The obvious purpose of the license is to provide the Commission and the members of the local boards with a record of the distributors and producers subject to the act. Supervision and enforcement are thus likely to be easier. No inference is permissible that any one was intended to be excluded because of favor or caprice.
Lieberman
v.
Van De Carr,
Other arguments against the act are implicit in the arguments already summarized and answered. Expansion of the answer will serve no useful purpose.
The decree is
Affirmed.
Notes
The provision (§3 (i)) reads as follows: “The commission shall withdraw the exercise of its powers from any market upon written application of a majority of the producers (measured by volume) of milk produced and a majority of the distributors (meаsured by volume of milk distributed) .in said market acting jointly.”
See. 3, subd. j: “The commission, after public hearing and investigation, may fix the prices to be paid producers and/or associations of producers by distributors in any market or markets, may fix the minimum and maximum wholesale and retail prices to bе charged for milk in any market, and may also fix different prices for different grades of milk.

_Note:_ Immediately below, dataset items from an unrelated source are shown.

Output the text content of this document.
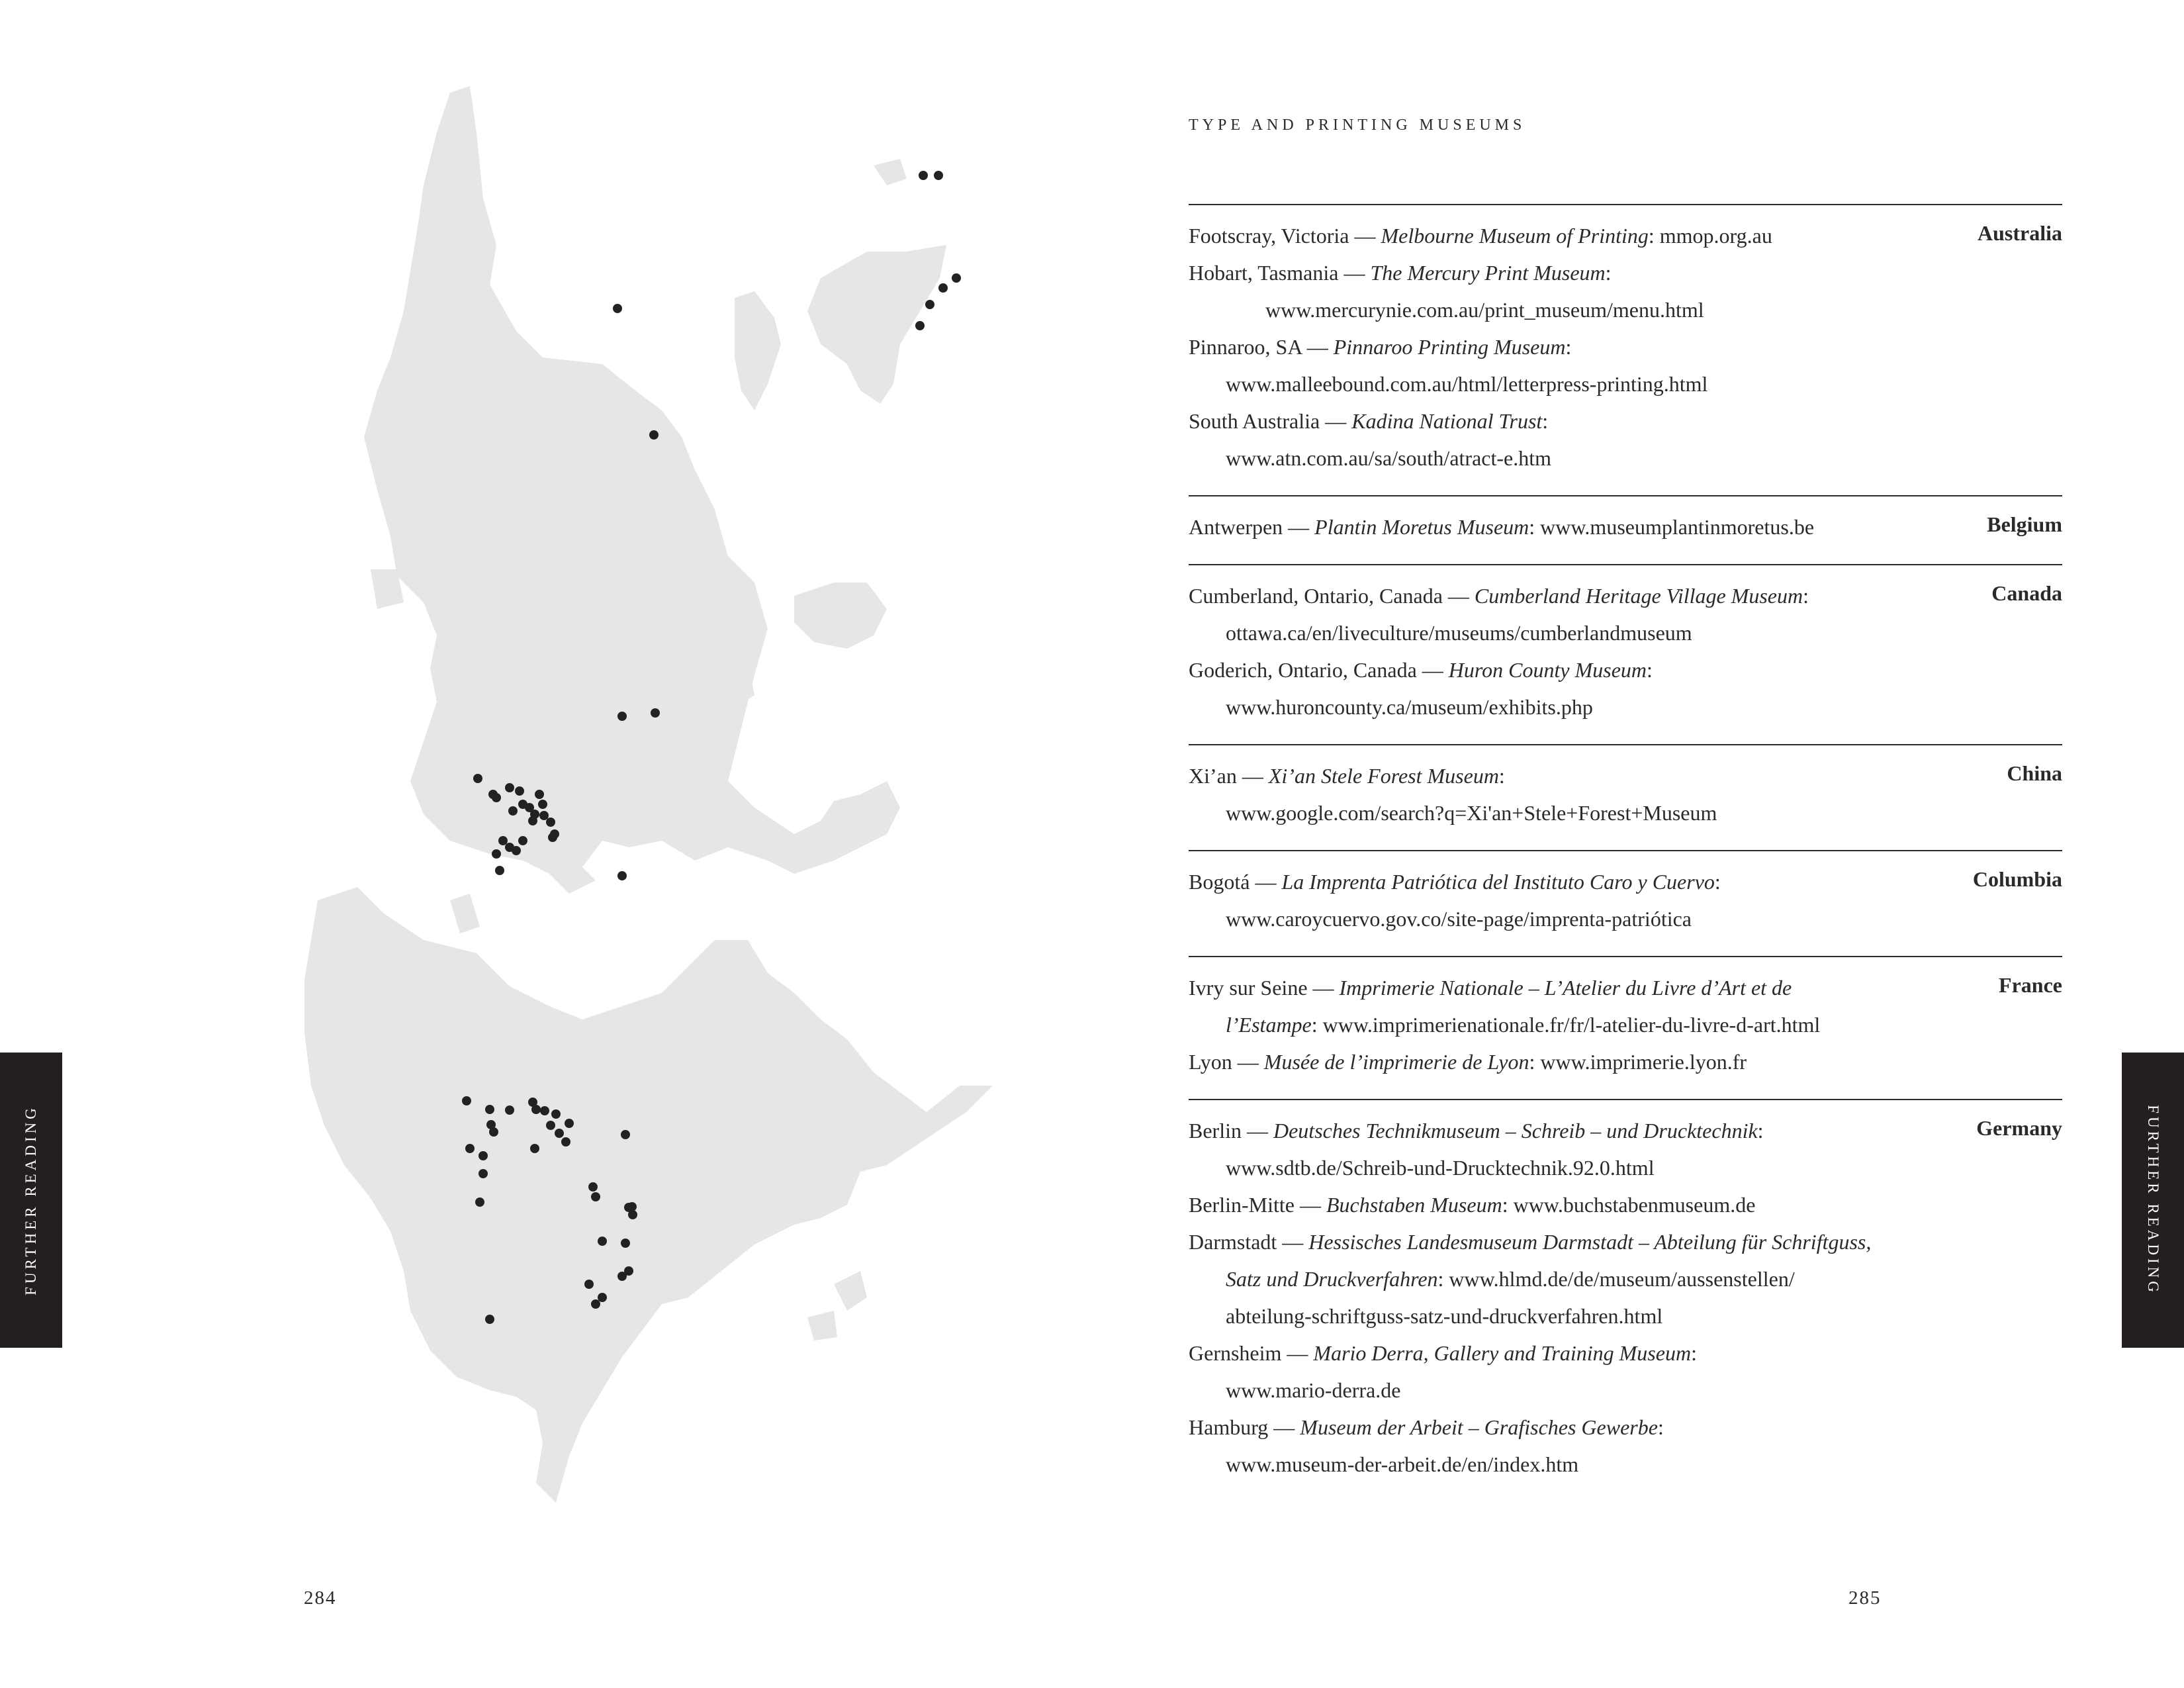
FURTHER READING
284
TYPE AND PRINTING MUSEUMS
Australia
Footscray, Victoria — Melbourne Museum of Printing: mmop.org.au
Hobart, Tasmania — The Mercury Print Museum:
www.mercurynie.com.au/print_museum/menu.html
Pinnaroo, SA — Pinnaroo Printing Museum:
www.malleebound.com.au/html/letterpress-printing.html
South Australia — Kadina National Trust:
www.atn.com.au/sa/south/atract-e.htm
Belgium
Antwerpen — Plantin Moretus Museum: www.museumplantinmoretus.be
Canada
Cumberland, Ontario, Canada — Cumberland Heritage Village Museum:
ottawa.ca/en/liveculture/museums/cumberlandmuseum
Goderich, Ontario, Canada — Huron County Museum:
www.huroncounty.ca/museum/exhibits.php
China
Xi’an — Xi’an Stele Forest Museum:
www.google.com/search?q=Xi'an+Stele+Forest+Museum
Columbia
Bogotá — La Imprenta Patriótica del Instituto Caro y Cuervo:
www.caroycuervo.gov.co/site-page/imprenta-patriótica
France
Ivry sur Seine — Imprimerie Nationale – L’Atelier du Livre d’Art et de
l’Estampe: www.imprimerienationale.fr/fr/l-atelier-du-livre-d-art.html
Lyon — Musée de l’imprimerie de Lyon: www.imprimerie.lyon.fr
Germany
Berlin — Deutsches Technikmuseum – Schreib – und Drucktechnik:
www.sdtb.de/Schreib-und-Drucktechnik.92.0.html
Berlin-Mitte — Buchstaben Museum: www.buchstabenmuseum.de
Darmstadt — Hessisches Landesmuseum Darmstadt – Abteilung für Schriftguss,
Satz und Druckverfahren: www.hlmd.de/de/museum/aussenstellen/
abteilung-schriftguss-satz-und-druckverfahren.html
Gernsheim — Mario Derra, Gallery and Training Museum:
www.mario-derra.de
Hamburg — Museum der Arbeit – Grafisches Gewerbe:
www.museum-der-arbeit.de/en/index.htm
FURTHER READING
285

In determining the reasonableness of prices to be paid or charged in any market or markets for any grade, quantity, or class of milk, the commission shall be guided by the cost of production and distribution, including compliance with all sanitary regulations in force in such market or markets, necessary operation, processing, storage and delivery charges, the prices of other foods, and the welfare of the general public.”
Sec. 3, subd. k: “The commission may require аll distributors in any market designated by the commission to be licensed by the commission for the purpose of carrying out the provisions of this act. The commission may decline to grant a license, or may suspend or revoke a license already granted upon due notice аnd after a hearing. The commission may classify licenses, and may issue licenses to distributors to process or store or sell milk to a particular city or village or to a particular market or markets within the Commonwealth.”
Sec. 1, par. II: “ ‘Market’ means any city, town or village оf the Commonwealth, or two or more cities and/or towns and/or villages and surrounding territory designated by the commission as a natural marketing area.”
The section reads as follows: “No distributor in a market in which the provisions of this act are in effect shall buy milk from producers, or others, for sale within the Commonwealth, or sell or distribute milk within the Commonwealth, unless such distributor is duly licensed under the provisions of this act. It shall be unlawful for a distributor to buy milk from or sell milk to a distributor who is not licensed as required by this act. It shall be unlawful for any distributor to deal in, or handle milk if such distributor has reason to believe it has previously been dealt in, or handled, in violation of the terms and provisions of this act.”